一人の女性の人生を走馬灯のように、子供から大人になるまでをザーっと流した映像。ただそれだけ、ただそれだけが、こんなにも心に灯をくれる。

ナレーションの語りが子守唄のようにあったかく、父親との距離が幸せな羽衣に包まれたような、微笑ましい光景だった。それは大切な時間を共に過ごした家族からでた、まなざしの言葉だからだろう。人が社会人になるまでの、親子のふとした瞬間の映像を切り取って教えてくれる。

移り変わる四季の映像に合わせて時が移ろってゆく。
新芽のように祝福された綺麗な桜は、目に移るモノが全て新鮮で、無邪気に笑うのを許されていた。
かっとした初夏のひざしは外へと届き、その笑いが家族以外の人達に変わってくる。
絵の具で塗ったような落ち葉は、様々な色で変化をもたらし、やがて悲しいことや辛いことの方が増えてくる。
季節は冬。檻のような寒さが、社会人になってひしひしと感じる頃。幸せなことなんて、「ほんの少し」になってくる。

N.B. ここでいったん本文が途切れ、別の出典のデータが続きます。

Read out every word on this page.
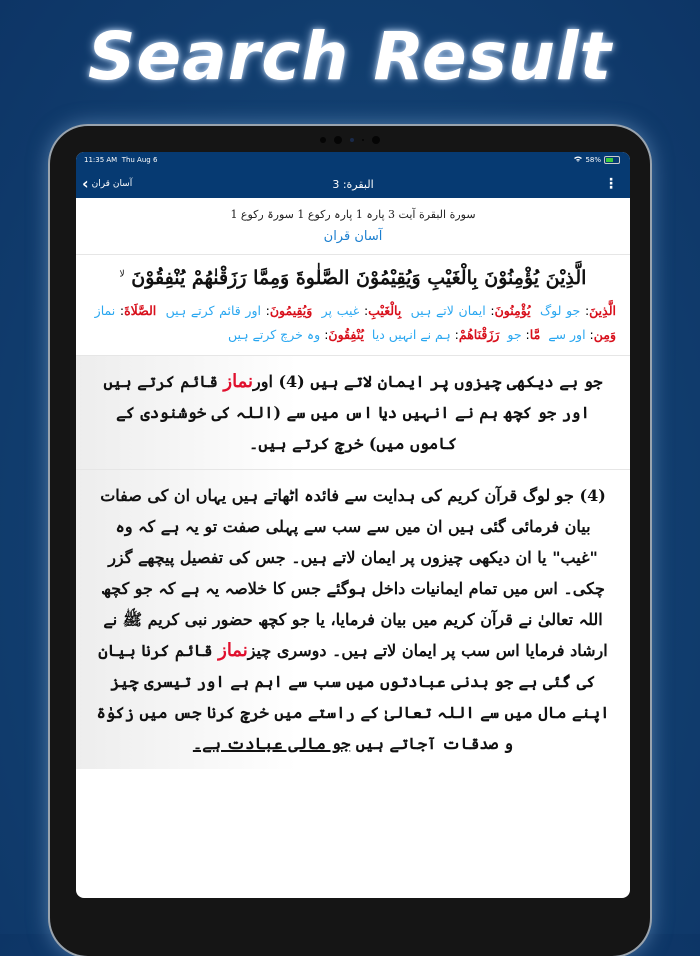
Search Result
11:35 AM Thu Aug 6	58%
‹ آسان قران	البقرة: 3	⋮
سورة البقرة آیت 3 پارہ 1 پارہ رکوع 1 سورۃ رکوع 1
آسان قران
الَّذِيْنَ يُؤْمِنُوْنَ بِالْغَيْبِ وَيُقِيْمُوْنَ الصَّلٰوةَ وَمِمَّا رَزَقْنٰهُمْ يُنْفِقُوْنَ $^{لا}$
الَّذِينَ: جو لوگ  يُؤْمِنُونَ: ایمان لاتے ہیں  بِالْغَيْبِ: غیب پر  وَيُقِيمُونَ: اور قائم کرتے ہیں  الصَّلَاةَ: نماز  وَمِن: اور سے  مَّا: جو  رَزَقْنَاهُمْ: ہم نے انہیں دیا  يُنْفِقُونَ: وہ خرچ کرتے ہیں
جو بے دیکھی چیزوں پر ایمان لاتے ہیں (4) اورنماز قائم کرتے ہیں اور جو کچھ ہم نے انہیں دیا اس میں سے (اللہ کی خوشنودی کے کاموں میں) خرچ کرتے ہیں۔
(4) جو لوگ قرآن کریم کی ہدایت سے فائدہ اٹھاتے ہیں یہاں ان کی صفات بیان فرمائی گئی ہیں ان میں سے سب سے پہلی صفت تو یہ ہے کہ وہ "غیب" یا ان دیکھی چیزوں پر ایمان لاتے ہیں۔ جس کی تفصیل پیچھے گزر چکی۔ اس میں تمام ایمانیات داخل ہوگئے جس کا خلاصہ یہ ہے کہ جو کچھ اللہ تعالیٰ نے قرآن کریم میں بیان فرمایا، یا جو کچھ حضور نبی کریم ﷺ نے ارشاد فرمایا اس سب پر ایمان لاتے ہیں۔ دوسری چیزنماز قائم کرنا بیان کی گئی ہے جو بدنی عبادتوں میں سب سے اہم ہے اور تیسری چیز اپنے مال میں سے اللہ تعالیٰ کے راستے میں خرچ کرنا جس میں زکوٰۃ و صدقات آجاتے ہیں جو مالی عبادت ہے۔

めぐりめぐって季節は春。その頃ようやく、親子は「ほんの少し」を分かち合える関係になれるのだろう。

結婚式で新婦がお父さんに感謝の言葉を綴るように、やっと角が取れた親子の光景ほど安堵をくれるものはない。お互い不器用にも過ごしてきた日々が、不器用な間柄をまだ匂わせながらも「ほんの少し」の幸せを「ほんの少し」の七分間で、押し付けがましくない「ほんの少し」だけを伝えてくれる。少しである分、受け取り方しだいで多くの、自分の中にもある少しの幸せを想いおこさせてくれる、そんな作品。